El escritor brasileño Teixeira Coelho, autor del Diccionario crítico de Política Cultural, manifiesta al diario Página 12 su mirada sobre el proceso de patrimonialización de los bienes culturales.
Por Silvina Friera
–¿Cómo conciliar la cuestión de la innovación con el hecho de que la política cultural esté muchas veces más orientada a preservar que a innovar?
–El “preservacionismo”, apoyado en la idea de patrimonio nacional o de grupos, es tomado como un valor en sí y para sí, y es uno de los grandes problemas no advertidos de la política cultural.
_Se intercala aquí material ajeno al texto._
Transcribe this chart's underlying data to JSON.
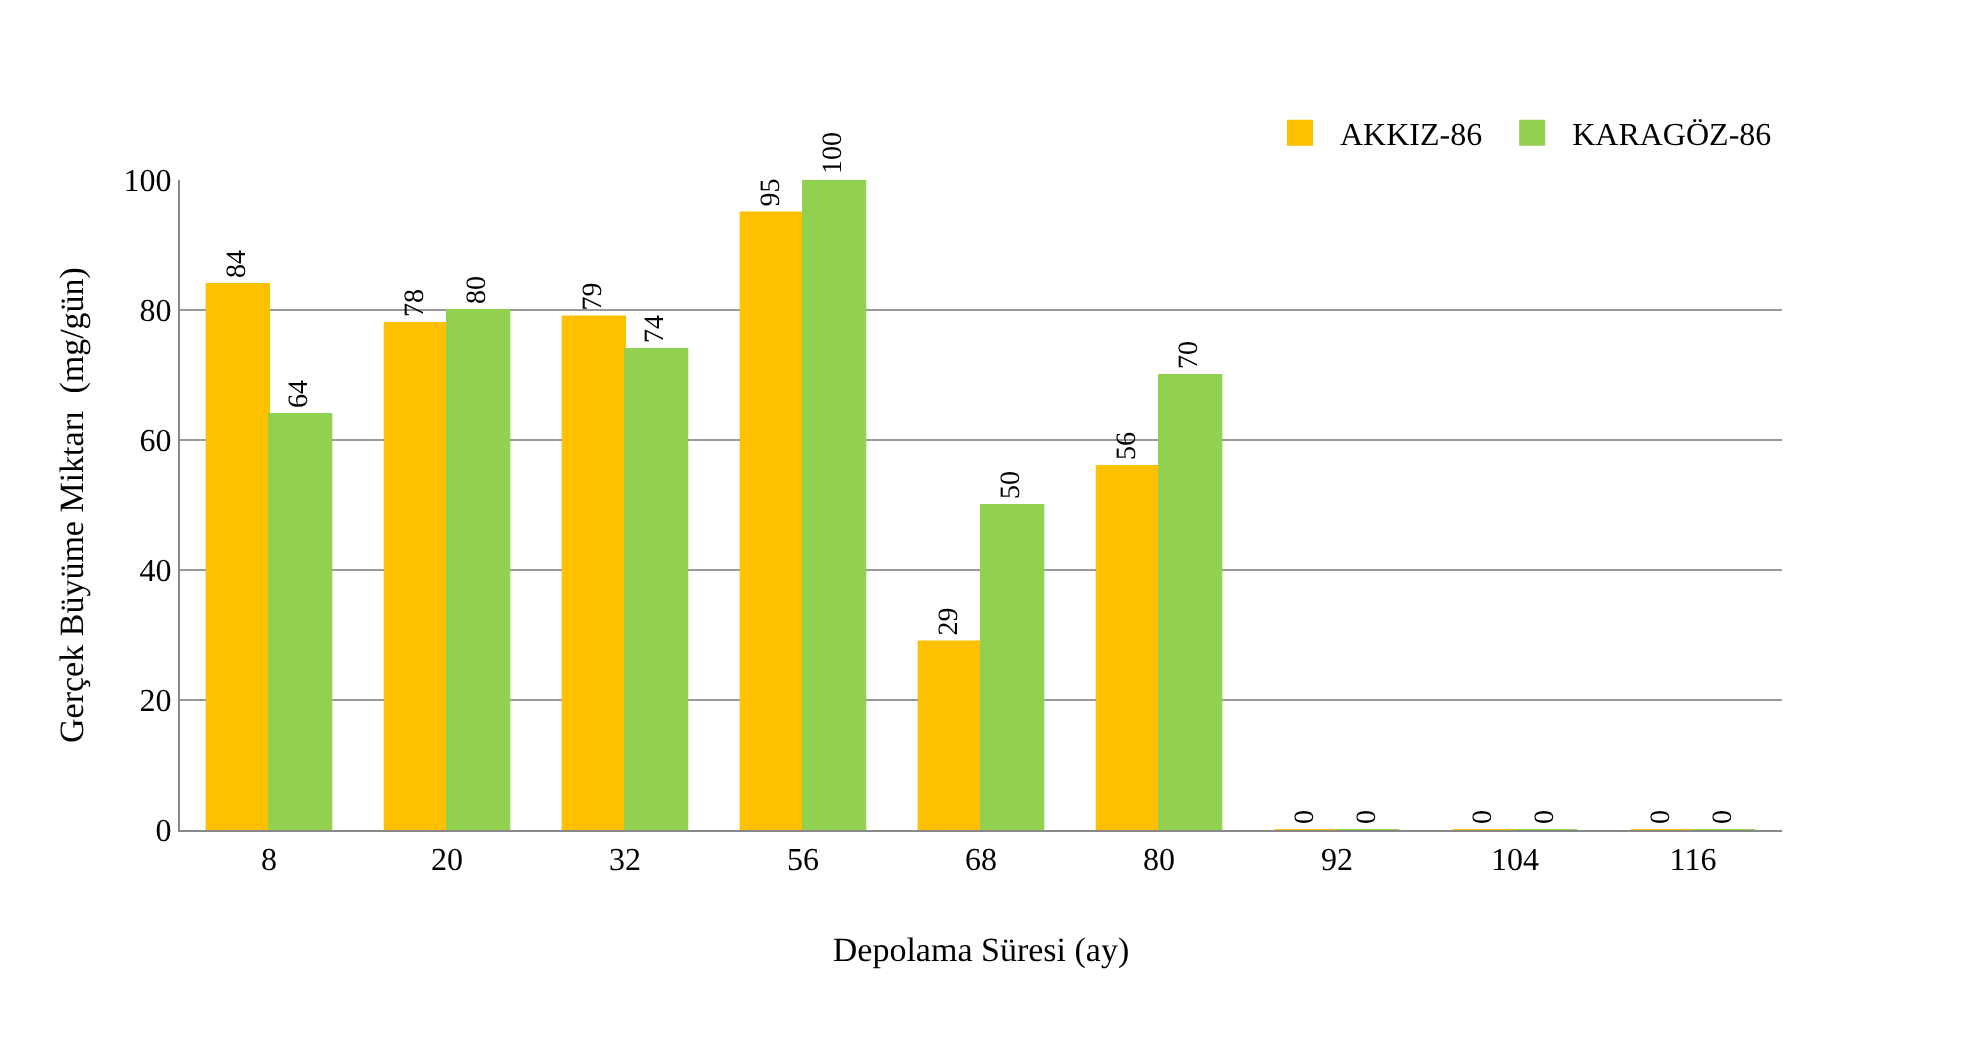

Durante la dictadura que controló Brasil entre 1964 y 1985, ése fue el campo que mayor apoyo recibió. Y todavía hoy es el que domina. Representa lo políticamente correcto en política cultural. La innovación sucede al margen de las instituciones y de la política cultural, de los gobiernos y de las empresas que “apoyan” la cultura. Se olvida que el campo de la cultura es justamente “el campo de aquello que puede cambiar”. Hoy solamente el arte tiene ese privilegio y no debería ser así. El deseo de proteger y preservar adopta extremos dignos de risa: ¿qué significa declarar “patrimonio universal” un cierto plato nacional de comida? ¿Que ya no va a cambiar nunca (risas)? ¿O no significa nada, es apenas un gesto político vacío, como tantos otros? Lo ridículo bate records.